Every year around 2 million youths join the job market.

The government's 8th 5-year plan sets a target to create around 11.3 million jobs, but experts wonder if the country's youth are even ready for that.

AKM Fahim Mashroor, chief executive officer,, said that the main problem of the graduates nowadays was that they had become more interested in government jobs since the national pay scale 2015 was declared.

"So, most graduates are preparing them for the BCS exam, not for the private sector," he added.

Faulty education system even fail to create language proficiency

The latest index of the Switzerland-based international organisation Education First (EF) (released in December 2019) measured English proficiency by surveying over two million people in more than 100 countries that do not have English as their first language.

Based on the scores obtained, the countries are divided into five levels: Very High, High, Medium, Low, and Very Low.

Bangladesh placed 71 on this list with a score of 48.11, which is a low category..

The neighbouring country India is above Bangladesh and is ranked 34th in the list with a score of 55.49.

Nepal is also ahead of Bangladesh in the list at the 66th position with a score of 49.

Abul Kasem Khan, former president, Dhaka Chamber of Commerce and Industries (DCCI), said, "There are weaknesses in the education system. We can't speak English even after passing our Masters," adding that the need assessment was not being done to see what was actually being demanded.

Polytechnic institutes can't provide right person for industries

The country has 52 public polytechnic institutes. There are 900 permanent teachers and 1,30,000 students in those institutes. The teacher to student ratio is 1:144.

The All India Council for Technical Education, a regulatory body for technical education in India, says the teacher to student ratio has to be 1:15 from the 2020-21 academic year. This ratio is 1:23 in Pakistan and even lower in Singapore.

This leaves students with technical incompetencies.

Engineer Abu Noman Hawlader, managing director of BBS Cables Limited, told TBS that his company usually hires skilled manpower from India and other neighbouring countries as the Bangladeshi technical education institutes cannot produce qualified diploma engineers.

"The diploma engineers from government polytechnic institutes are of medium quality. We hire them and then make them fit for the job through practical training, but it is not really our job to do that," he said.

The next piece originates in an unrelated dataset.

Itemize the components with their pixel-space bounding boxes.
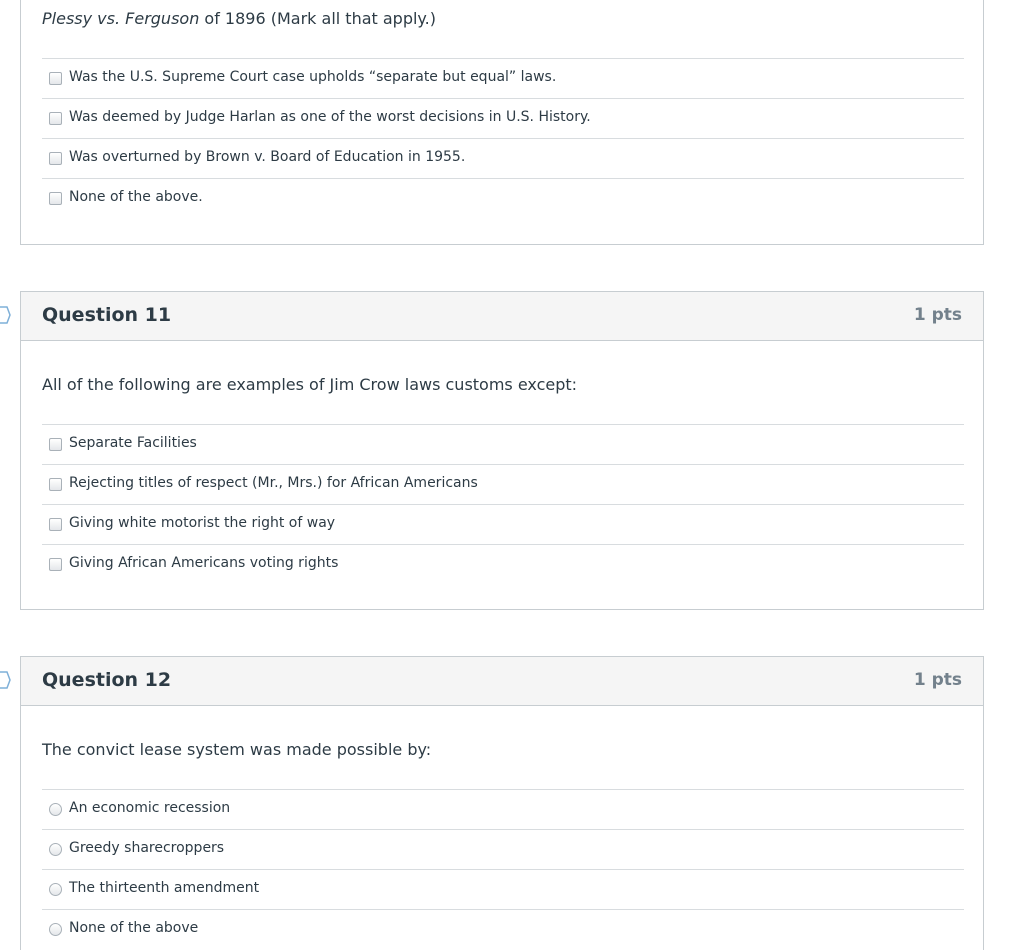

When asked about diploma engineers who are from private polytechnic institutes, Noman said the junior engineers do not have even 5% of the required knowledge.

Currently, the Dhaka University of Engineering and Technology (DUET) is the only dedicated public university for the diploma engineers.

Why industry-academia gaps are widening

The DCCI has been working for the last few years to minimise the skill gaps by collaborating with academia.

However, its president Rizwan Rahman told TBS that the feedback was disappointing as some universities want only money to do research but exclude active participation of entrepreneurs.

"We have signed MoUs with many institutions to make a way for the industry to guide the academia. But unfortunately, most of the initiatives are failing, because we do not get much support from the academies," he said.

He said that they have some good experience too as DCCI is currently working with BUET, DU, BUP, AIUB, ULAB, Daffodil International University (DIU).

For example, DCCI Business Institute operates a Certificate Course in collaboration with DIU on 'Financial Technology', 'Business Data Analysis & Financial Forecasting' intended for finance professionals.

Besides, it has Postgraduate Diploma courses on Customs, VAT and Income Tax Management; International Trade Management and 'Business Communication', jointly with some universities to develop skills among freshers, mid-career professionals and managers.